Document Translator is a web-based application built with Python and Flask that allows users to translate entire documents (.pdf, .docx) and images (.png, .jpg) into various languages.
A key feature of this project is its focus on high-fidelity translation, preserving the original document structure and embedding appropriate fonts for complex scripts, such as Devanagari (for Hindi, Marathi) and Bengali.
- Multi-Format Support: Translate PDF, DOCX, and plain text files.
- Image Translation (OCR): Extracts text from images using Optical Character Recognition (OCR) and translates it.
- Font Preservation: Intelligently embeds fonts (like Noto Sans Devanagari) into translated documents to ensure correct rendering of Indian and other non-Latin languages.
- Web-Based Interface: Simple web UI to upload files and select a target language.
- Extensible Pipeline: The src/ directory contains a modular pipeline for easy maintenance and adding new features.
Doc_Translator/
│
├── app.py # Main Flask application (entry point)

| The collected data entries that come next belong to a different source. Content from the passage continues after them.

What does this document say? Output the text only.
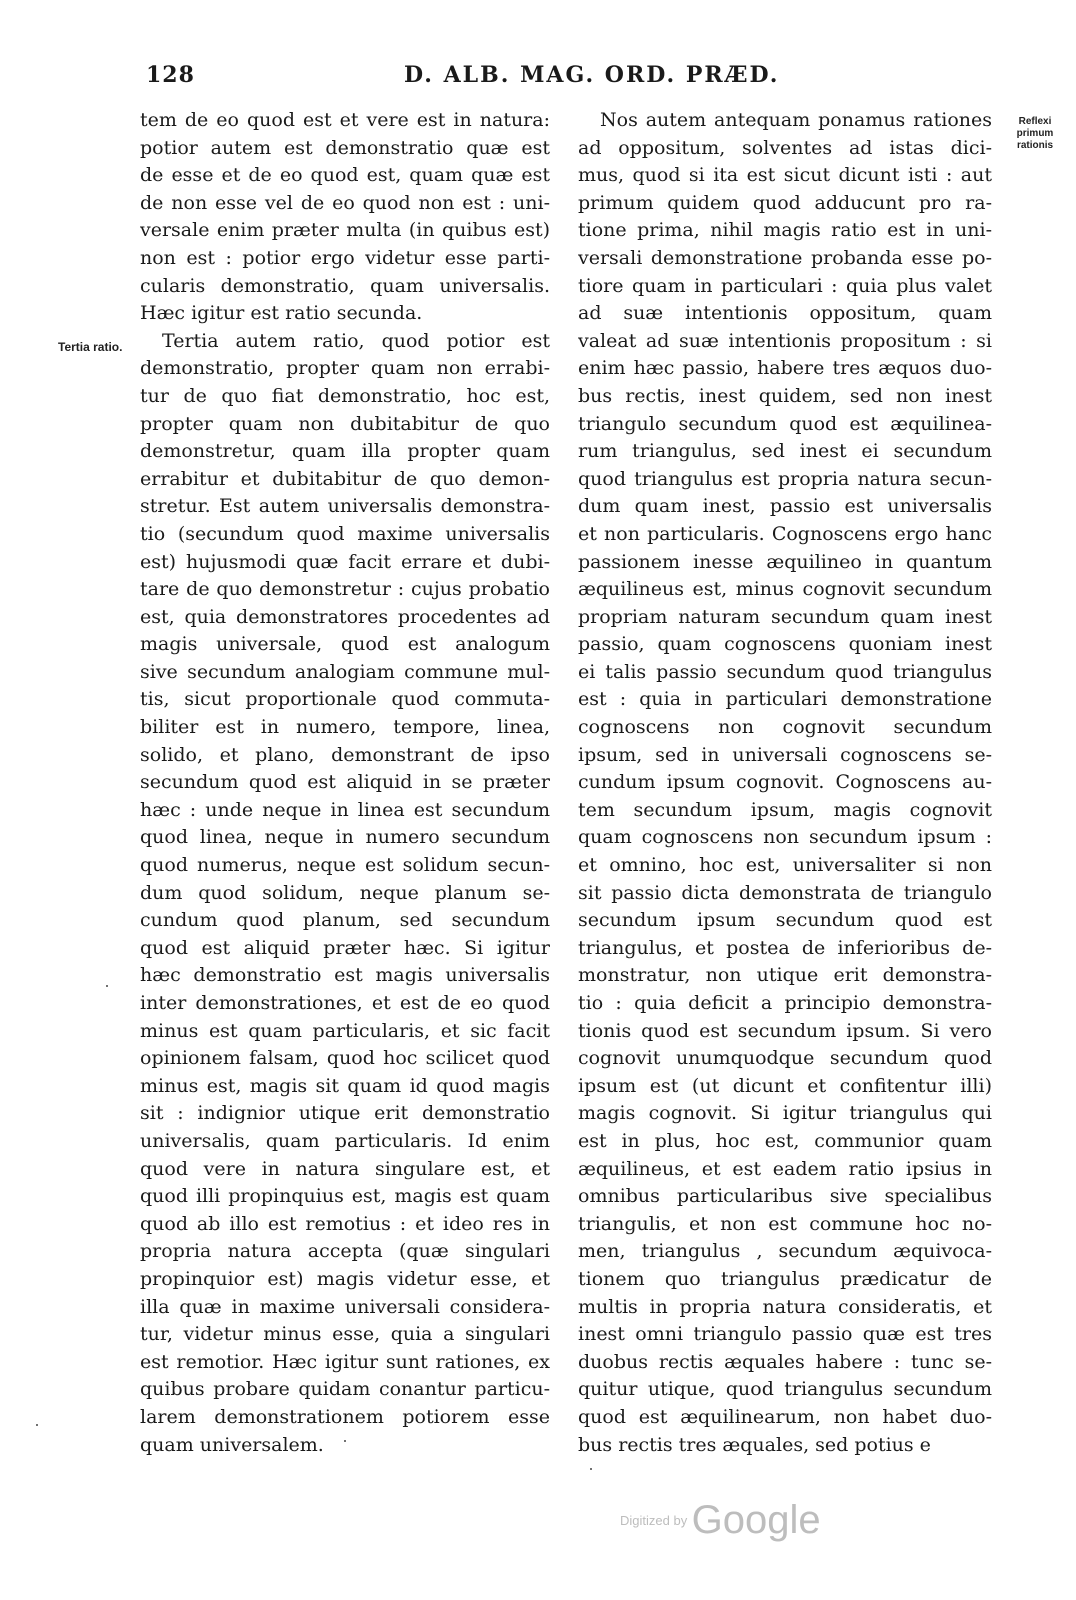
128	D. ALB. MAG. ORD. PRÆD.
Tertia ratio.
Reflexi primum rationis
tem de eo quod est et vere est in natura:
potior autem est demonstratio quæ est
de esse et de eo quod est, quam quæ est
de non esse vel de eo quod non est : uni-
versale enim præter multa (in quibus est)
non est : potior ergo videtur esse parti-
cularis demonstratio, quam universalis.
Hæc igitur est ratio secunda.
Tertia autem ratio, quod potior est
demonstratio, propter quam non errabi-
tur de quo fiat demonstratio, hoc est,
propter quam non dubitabitur de quo
demonstretur, quam illa propter quam
errabitur et dubitabitur de quo demon-
stretur. Est autem universalis demonstra-
tio (secundum quod maxime universalis
est) hujusmodi quæ facit errare et dubi-
tare de quo demonstretur : cujus probatio
est, quia demonstratores procedentes ad
magis universale, quod est analogum
sive secundum analogiam commune mul-
tis, sicut proportionale quod commuta-
biliter est in numero, tempore, linea,
solido, et plano, demonstrant de ipso
secundum quod est aliquid in se præter
hæc : unde neque in linea est secundum
quod linea, neque in numero secundum
quod numerus, neque est solidum secun-
dum quod solidum, neque planum se-
cundum quod planum, sed secundum
quod est aliquid præter hæc. Si igitur
hæc demonstratio est magis universalis
inter demonstrationes, et est de eo quod
minus est quam particularis, et sic facit
opinionem falsam, quod hoc scilicet quod
minus est, magis sit quam id quod magis
sit : indignior utique erit demonstratio
universalis, quam particularis. Id enim
quod vere in natura singulare est, et
quod illi propinquius est, magis est quam
quod ab illo est remotius : et ideo res in
propria natura accepta (quæ singulari
propinquior est) magis videtur esse, et
illa quæ in maxime universali considera-
tur, videtur minus esse, quia a singulari
est remotior. Hæc igitur sunt rationes, ex
quibus probare quidam conantur particu-
larem demonstrationem potiorem esse
quam universalem.
Nos autem antequam ponamus rationes
ad oppositum, solventes ad istas dici-
mus, quod si ita est sicut dicunt isti : aut
primum quidem quod adducunt pro ra-
tione prima, nihil magis ratio est in uni-
versali demonstratione probanda esse po-
tiore quam in particulari : quia plus valet
ad suæ intentionis oppositum, quam
valeat ad suæ intentionis propositum : si
enim hæc passio, habere tres æquos duo-
bus rectis, inest quidem, sed non inest
triangulo secundum quod est æquilinea-
rum triangulus, sed inest ei secundum
quod triangulus est propria natura secun-
dum quam inest, passio est universalis
et non particularis. Cognoscens ergo hanc
passionem inesse æquilineo in quantum
æquilineus est, minus cognovit secundum
propriam naturam secundum quam inest
passio, quam cognoscens quoniam inest
ei talis passio secundum quod triangulus
est : quia in particulari demonstratione
cognoscens non cognovit secundum
ipsum, sed in universali cognoscens se-
cundum ipsum cognovit. Cognoscens au-
tem secundum ipsum, magis cognovit
quam cognoscens non secundum ipsum :
et omnino, hoc est, universaliter si non
sit passio dicta demonstrata de triangulo
secundum ipsum secundum quod est
triangulus, et postea de inferioribus de-
monstratur, non utique erit demonstra-
tio : quia deficit a principio demonstra-
tionis quod est secundum ipsum. Si vero
cognovit unumquodque secundum quod
ipsum est (ut dicunt et confitentur illi)
magis cognovit. Si igitur triangulus qui
est in plus, hoc est, communior quam
æquilineus, et est eadem ratio ipsius in
omnibus particularibus sive specialibus
triangulis, et non est commune hoc no-
men, triangulus , secundum æquivoca-
tionem quo triangulus prædicatur de
multis in propria natura consideratis, et
inest omni triangulo passio quæ est tres
duobus rectis æquales habere : tunc se-
quitur utique, quod triangulus secundum
quod est æquilinearum, non habet duo-
bus rectis tres æquales, sed potius e
Digitized by Google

├── requirements.txt # Python dependencies
├── .gitignore # Files to be ignored by Git
├── README.md # You are here!
│
├── src/ # Source code for the translation logic
│ ├── translator.py # Core translation functions
│ ├── image_ocr.py # OCR and image processing
│ ├── document_analyzer.py # Logic for parsing DOCX/PDF
│ ├── rebuild.py # Functions to rebuild the translated file
│ └── ... # Other helper modules
│
├── templates/
│ └── index.html # Frontend HTML
│
├── static/
│ └── css/style.css # Frontend CSS
│
├── fonts/ # Font files (.ttf) used for embedding
│
├── storage/ # (Must be created manually)
│ ├── uploads/ # Default location for user uploads
│ └── translated/ # Default location for translated files
│
└── tests/ # Unit and integration tests
└── ...
Follow these steps to run the project on your local machine.
- Python 3.8 or newer
- Git
-
Clone the repository:
(Once you have uploaded it to GitHub, this is the command others will use)
git clone [https://github.com/YOUR\_USERNAME/Doc\_Translator.git\](https://github.com/YOUR\_USERNAME/Doc\_Translator.git)
cd Doc_Translator -
Create and activate a virtual environment:
- This isolates the project's dependencies.
*On Windows:*python -m venv venv
.\venv\Scripts\activate
*On macOS/Linux:*python3 -m venv venv
source venv/bin/activate
-
Install dependencies:
pip install -r requirements.txt -
Create required storage folders:
- These folders are ignored by Git (via .gitignore) but are required by the application to store files.
mkdir storage
mkdir storage\uploads
mkdir storage\translated
- Set up Environment Variables:
- This project requires an .env file for configuration (like API keys).
- Create a file named .env in the root of the project (Doc_Translator/.env).
- Add your configuration variables to this file (copy them from your original file).
- Example .env content:
# This is just an example
# Add your actual API keys or settings here
TRANSLATION_API_KEY="your_secret_key_here"
FLASK_ENV="development"
Once all dependencies are installed and your .env file is ready:
-
Run the Flask app:
python app.py -
Open your browser:
Navigate to http://127.0.0.1:5000 (or the port specified in your app.py or .env).
To run the project's tests, use pytest:
pytest
This project is not currently licensed. You can add an LICENSE file to the repository to specify how others can use your code.